Current Pipeline Absent of New Vaccines for HIV, Other Infectious Diseases

New vaccines to treat some of the world’s most prevalent infectious diseases are not on the horizon, according to a study led by Duke University's Center for Policy Impact in Global Health.
A financial modeling tool showed that the current pipeline is unlikely to produce effective new vaccines for HIV, tuberculosis (TB), or malaria, which could have a significant effect on the global spread of infectious diseases, according to the researchers. 
The study evaluated the current pipeline, which included 538 candidate medications for 35 neglected diseases to project the cost and probability that each product would hit the market.
"What this tells us is that the current development pipeline is not likely to give us all the pieces to fight these diseases," Gavin Yamey, director of the Center for Policy Impact in Global Health, said in a press release. "It underscores the need to substantially scale up resources and innovative development approaches to fill those gaps."
The study authors used the Portfolio-to-Impact (P2I) financial model to evaluate drugs, vaccines, diagnostics, and other technologies in various stages of development, from preclinical research to advanced clinical trials. Each candidate product was classified into one of several developmental pathways to project the cost of taking it to market. Although the P2I tool does not forecast the clinical implications or utility of the product, it does calculate the cost and likelihood of the product entering the market.

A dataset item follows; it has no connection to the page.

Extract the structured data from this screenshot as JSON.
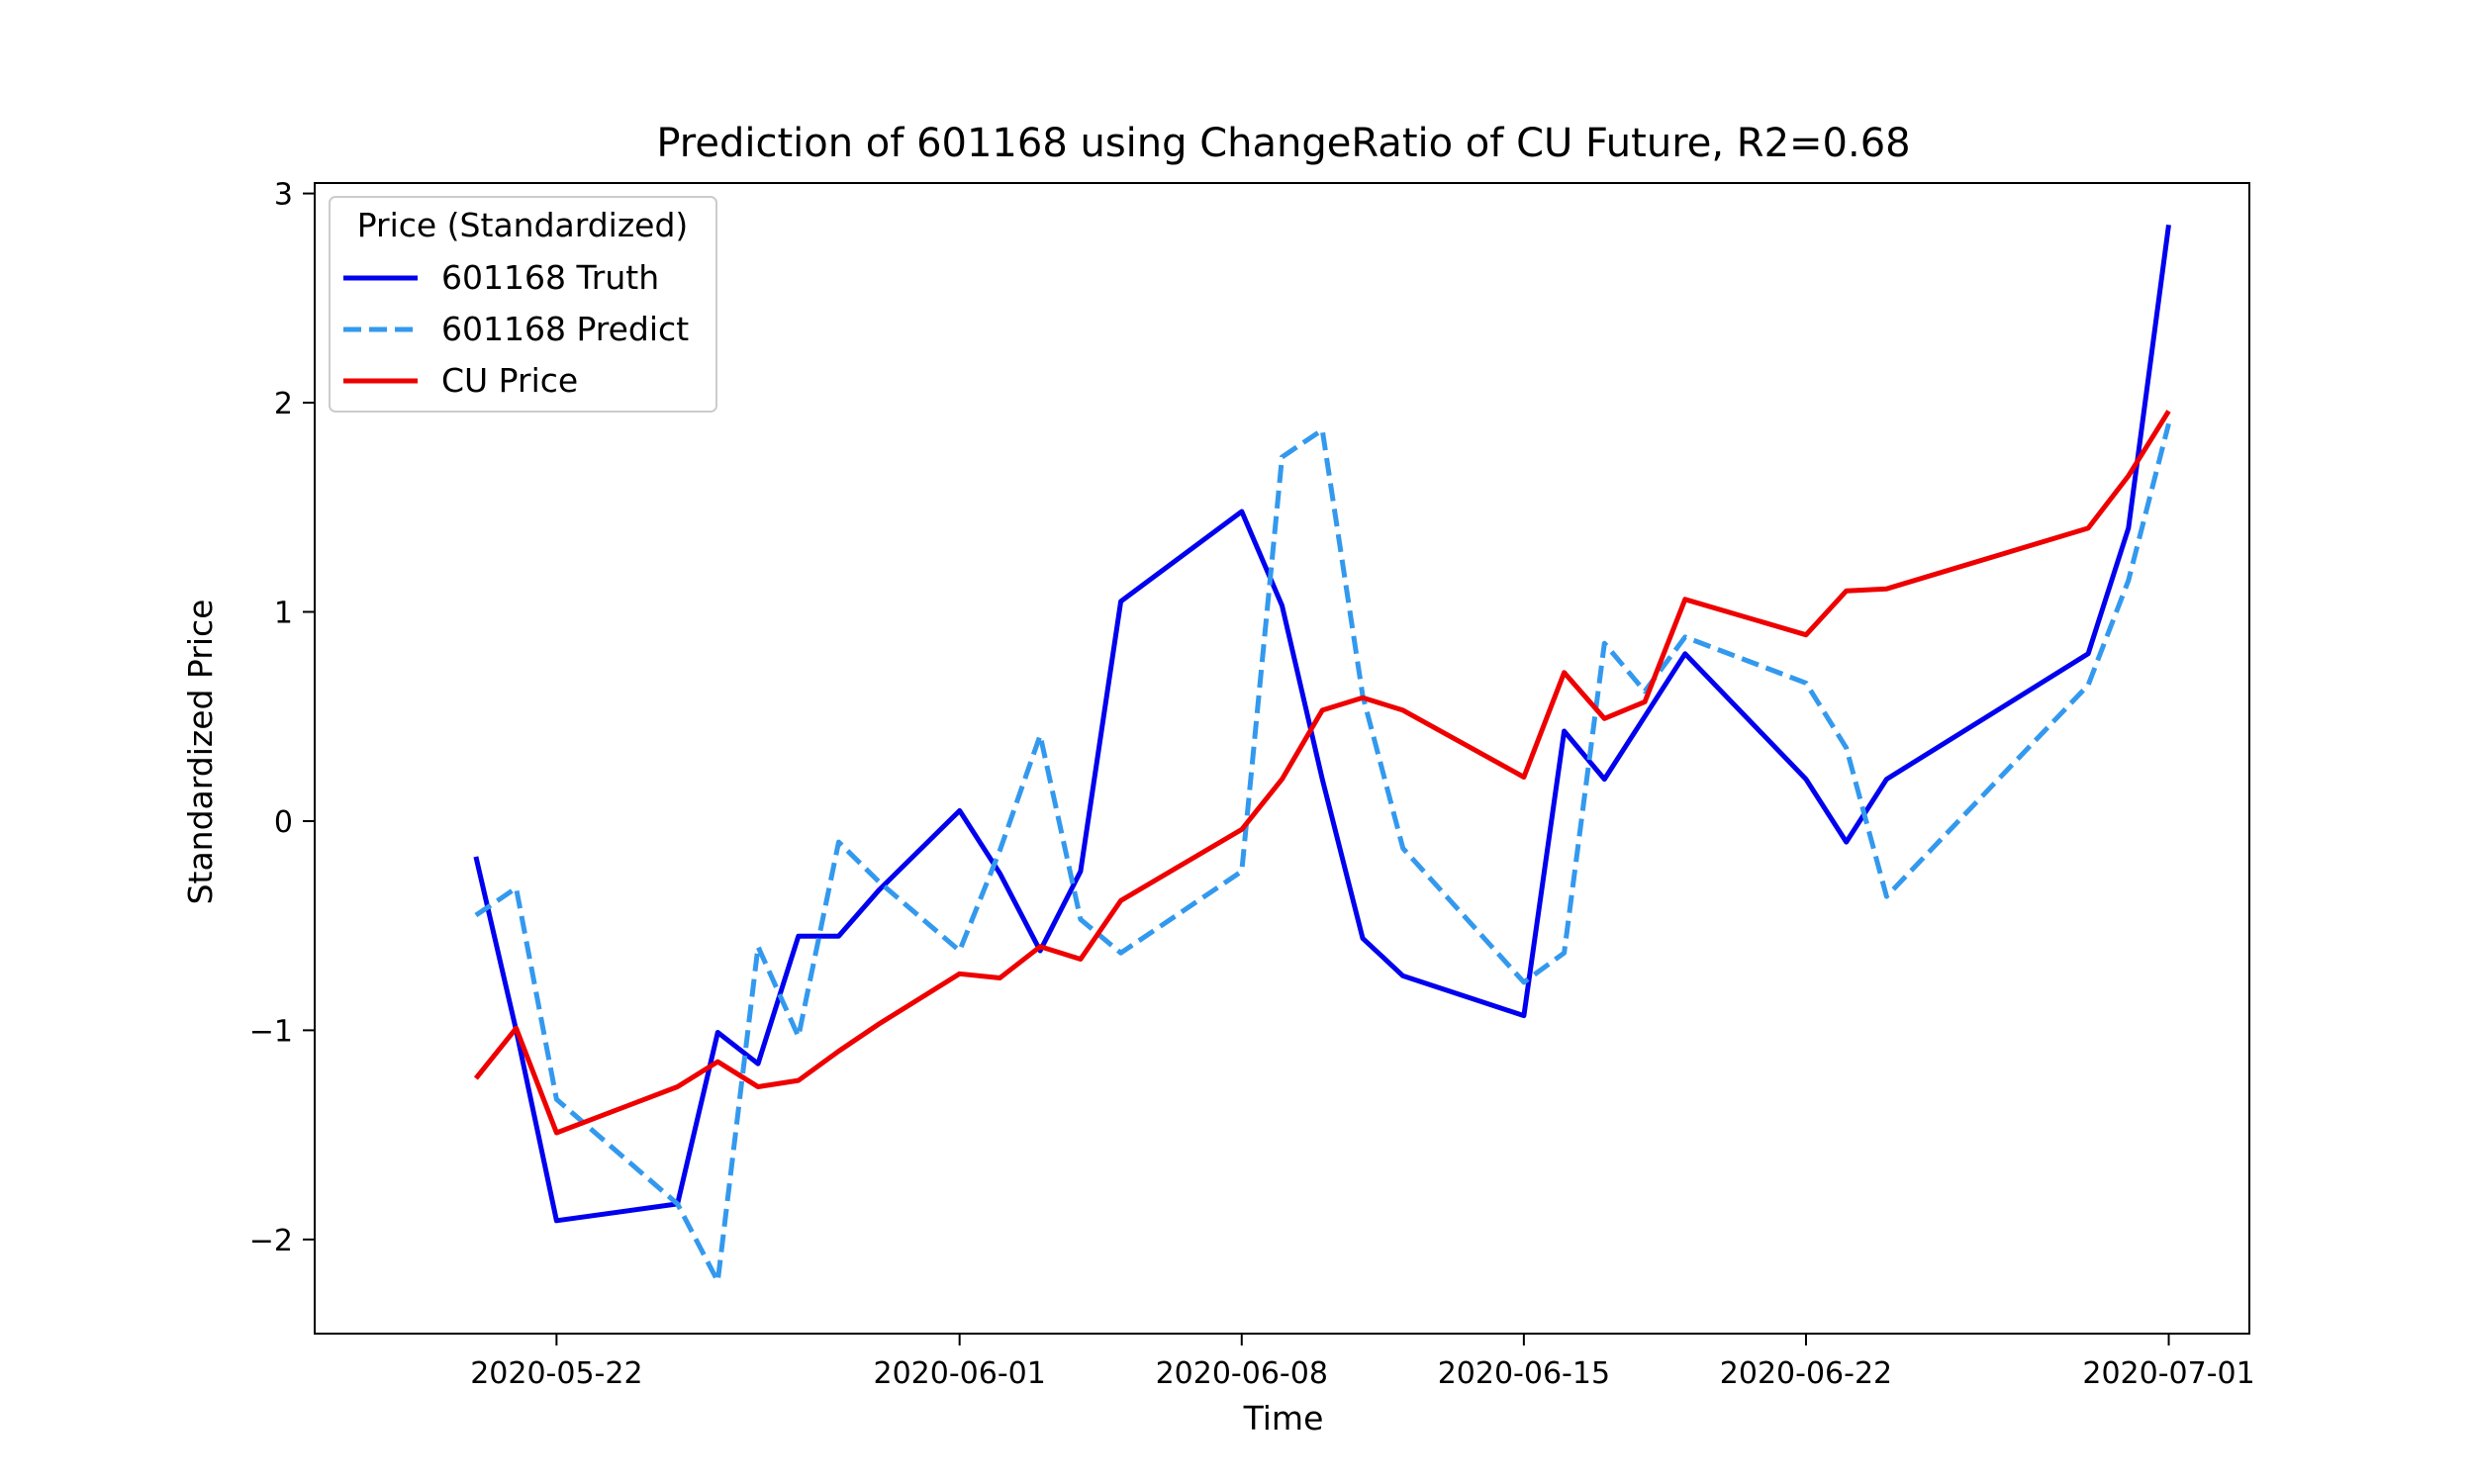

Of the products they evaluated, the study authors found that it would cost approximately $16.3 billion to move the candidates through the pipeline to launch, with three-quarters of the costs incurred within the first 5 years. Of the 128 products they expect to launch, 60% are for new diagnostic tests, while repurposed drugs comprise an additional 13%.
Despite the unlikelihood of effective new vaccines for TB, HIV, and malaria, the model predicts that approximately 85 other treatments for these conditions would reach the market, which illustrates the predominant share of research and development funding in these disease states, according to the researchers.
The study authors also identified 18 areas they deemed high-priority for which the pipeline is unlikely to produce new advances. The financial model projected that it would require an investment of anywhere from $13.6 billion to $21.8 billion over the next decade to bring these products to market, but the researchers said those costs are likely underestimated.
"The model shows us where the current pipeline is most robust and where it is lacking," Yamey said. "For global health advocates, this is a broad picture of what pieces we are likely to still be missing, and where we can direct priorities in funding and product development."